12 JANUARY 2026 · 6 MIN READ
Is your business ready for AI? A simple 3-step check
Most companies aren't blocked by technology — they're blocked by scattered information. Here's a simple way to check your AI readiness, and the right order to.

Everyone is being told to "use AI." Far fewer are told what that requires. After working with operators across logistics, retail, education and healthcare, we can save you some time: AI readiness is not about technology. It's about whether your business's information is in a usable state.

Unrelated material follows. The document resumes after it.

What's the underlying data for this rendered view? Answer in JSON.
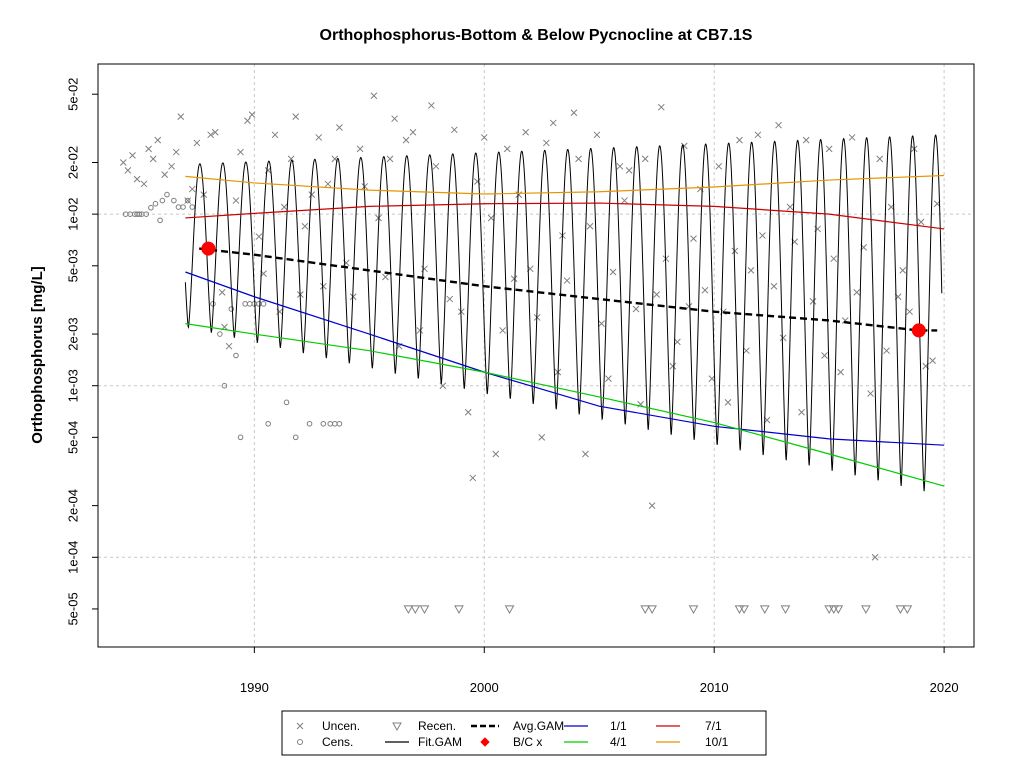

AI readiness is about your data, not the technology
The tools are the easy part. The models are good, cheap and getting better every month. What decides whether AI works for you is everything underneath it — where your information lives, whether it's captured, and whether it agrees with itself. A business that's ready for AI is simply a business whose work is written down in systems instead of trapped in people's heads.
Here's the simple, three-step check.
Step one: where do your decisions live?
If prices, schedules or approvals live in someone's head or a WhatsApp thread, AI has nothing to work with yet. An agent can't act on a rule it can't see, and it can't learn from a decision that was never recorded.
The fix isn't AI — it's capturing the work where it happens, in a system. When an order is taken, a price is agreed or an approval is given, it should land somewhere structured, not just in a conversation. This step has value on its own: it makes the business less dependent on any one person's memory, AI or not.
Step two: do your numbers agree?
If two reports about the same thing give two answers, an AI built on top will be confidently wrong — and confidently wrong is worse than no answer at all, because people act on it.
Bring your data into one clean place first: duplicates merged, names matched, sources reconciled. This step pays for itself even if you never go further — every report agreeing is worth real money in saved arguments and faster decisions. It's also the foundation that makes everything after it trustworthy.
Step three: now automate
With work captured and data clean, AI agents finally have solid ground to stand on. Now automation works, because the agent is reading reliable information and following rules that actually exist in a system.
Start with one routine task with clear rules — billing, updates, reminders — and keep a person approving anything sensitive. Prove it on that single task, then expand. Because the foundation is solid, each new agent is easier and safer than the last.
The order matters
This is the part most businesses get wrong. Companies that skip straight to step three get impressive demos that quietly stop being used a month later — because the data underneath them was never ready.
Companies that follow the order get something better: a business where the routine work runs itself, on a foundation they can trust. The full journey is usually a matter of months — and the first results arrive in weeks, not years. If you're not sure which step you're on, start at step one and be honest about the answer. Most businesses are less ready than they think, and far closer to fixing it than they fear.